While the security industry is focused on preventing breaches, criminals are focused on extracting value from the stolen data. Like a business building a profile of a customer, criminals are trying to create a complete digital dossier on potential victims. For high net-worth individuals, such profiles can fetch a premium. In one survey of a dark web, for example, a researcher found criminals selling someone’s data for more than $450.
People are not the only target of identity collection. Fairly complete dossiers on businesses, primarily Russian businesses, can be bought for 40,000 to 60,000 rubles (about $547 to $822 currently), according to Dell Secureworks’ report. The files include the company’s original articles of incorporation, lease agreements, and tax identification number.
Data into dollars
“Fullz is the treasure trove,” said John Shier, security advisor at Sophos. “If you have someone’s name and address, that is still valuable, but at the end of the day, the more info you have, the more it is worth.”
The problem with fullz is that the harm is not obvious, and many people will not feel the impact for many years, if ever. While about a quarter of Americans have been notified of a breach, only 11 percent have actually stopped doing business with the hacked company, according to the RAND Corp., a private research organization.
People should pay attention to breaches and which pieces of their personal information may be at risk, warned Lillian Ablon, cybersecurity and emerging technologies analyst at RAND. The theft of this type of information “is incredibly alarming,” she said. “Unlike a credit card number which can be changed, Social Security numbers and health information are hard to change, or cannot be changed. I cannot change my blood type. I cannot move my house, just because someone got my address.”
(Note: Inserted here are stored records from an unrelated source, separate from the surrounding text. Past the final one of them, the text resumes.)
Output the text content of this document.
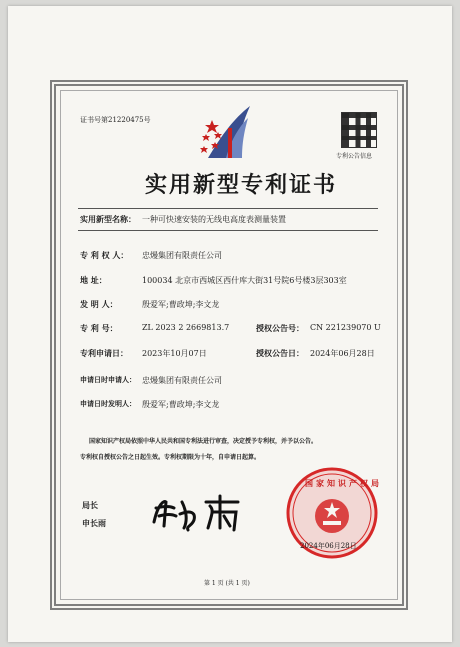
证书号第21220475号
专利公告信息
实用新型专利证书
实用新型名称： 一种可快速安装的无线电高度表测量装置
专 利 权 人： 忠熳集团有限责任公司
地 址：	100034 北京市西城区西什库大街31号院6号楼3层303室
发 明 人：	殷爱军;曹政坤;李文龙
专 利 号：	ZL 2023 2 2669813.7	授权公告号： CN 221239070 U
专利申请日： 2023年10月07日	授权公告日： 2024年06月28日
申请日时申请人： 忠熳集团有限责任公司
申请日时发明人： 殷爱军;曹政坤;李文龙
国家知识产权局依照中华人民共和国专利法进行审查，决定授予专利权，并予以公告。
专利权自授权公告之日起生效。专利权期限为十年，自申请日起算。
局长
申长雨
国家知识产权局
2024年06月28日
第 1 页 (共 1 页)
Also, because consumers do not immediately feel the pain of a breach, they are not calling for change, said RAND’s Ablon. “Because there has not been rampant identity theft, like there has been financial theft, there has not been that pain,” she said.
Overall, the industry needs a better solution. While many companies have suffered millions of dollars in damages from breaches, and some CEOs have lost their jobs, the industry is set up to punish the breach of credit-card information much more rigorously than the breach of immutable personal information.
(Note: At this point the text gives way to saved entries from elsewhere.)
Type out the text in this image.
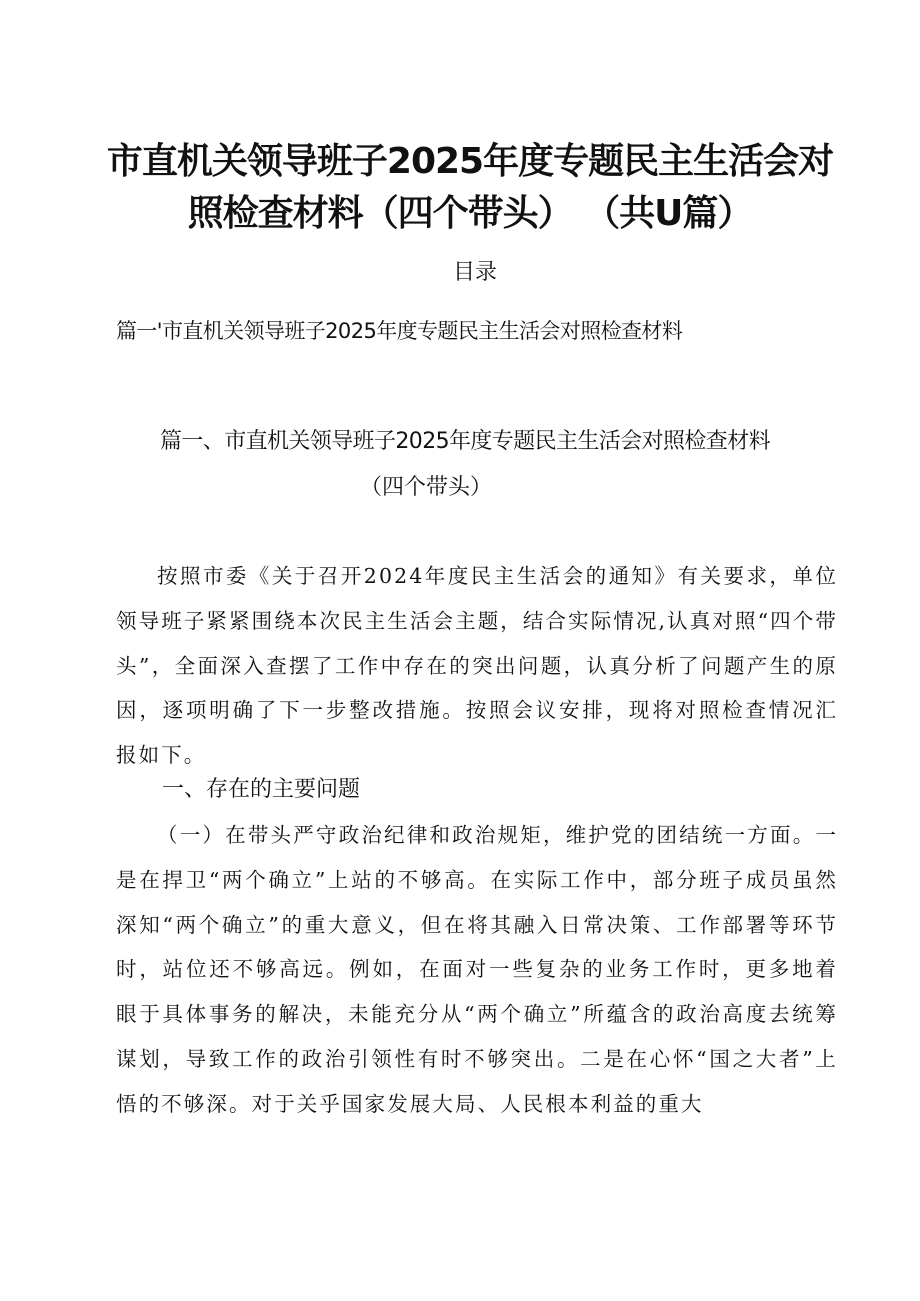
市直机关领导班子2025年度专题民主生活会对照检查材料（四个带头） （共U篇）
目录
篇一'市直机关领导班子2025年度专题民主生活会对照检查材料
篇一、市直机关领导班子2025年度专题民主生活会对照检查材料
（四个带头）

按照市委《关于召开2024年度民主生活会的通知》有关要求，单位领导班子紧紧围绕本次民主生活会主题，结合实际情况,认真对照“四个带头”，全面深入查摆了工作中存在的突出问题，认真分析了问题产生的原因，逐项明确了下一步整改措施。按照会议安排，现将对照检查情况汇报如下。

一、存在的主要问题

（一）在带头严守政治纪律和政治规矩，维护党的团结统一方面。一是在捍卫“两个确立”上站的不够高。在实际工作中，部分班子成员虽然深知“两个确立”的重大意义，但在将其融入日常决策、工作部署等环节时，站位还不够高远。例如，在面对一些复杂的业务工作时，更多地着眼于具体事务的解决，未能充分从“两个确立”所蕴含的政治高度去统筹谋划，导致工作的政治引领性有时不够突出。二是在心怀“国之大者”上悟的不够深。对于关乎国家发展大局、人民根本利益的重大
The problem will only get worse. Attackers are focusing more on combining personal data with health information as a way to conduct healthcare fraud. Information taken in breaches of healthcare firms is now finding its way into fullz, according to Dell Secureworks.
“We have seen a huge spike in healthcare information being sold on the Internet,” Cozzolino said. “Both in the English and the Russian spectrum, we are seeing more and more.” Such attacks could cause healthcare firms to wrongly charge consumers for undelivered care, and they could also adulterate patients’ healthcare records.
Making your fullz hard to find
Because a person has very little control over whether their information is leaked in a breach, consumers should focus on the next step in the criminal’s chain of crime: Their use of the information to make money.
Consumers should do as much as they can to make it difficult for the criminals to use their information. Using a password manager, for example, allows consumers to have complex passwords and not reuse them across sites—two properties of a good password that limits the damage from a breach.
Financial tools are available as well, said Dell Secureworks’ Cozzolino. “Monitor your accounts and your credit scores,” he said. “That can give you an early warning.”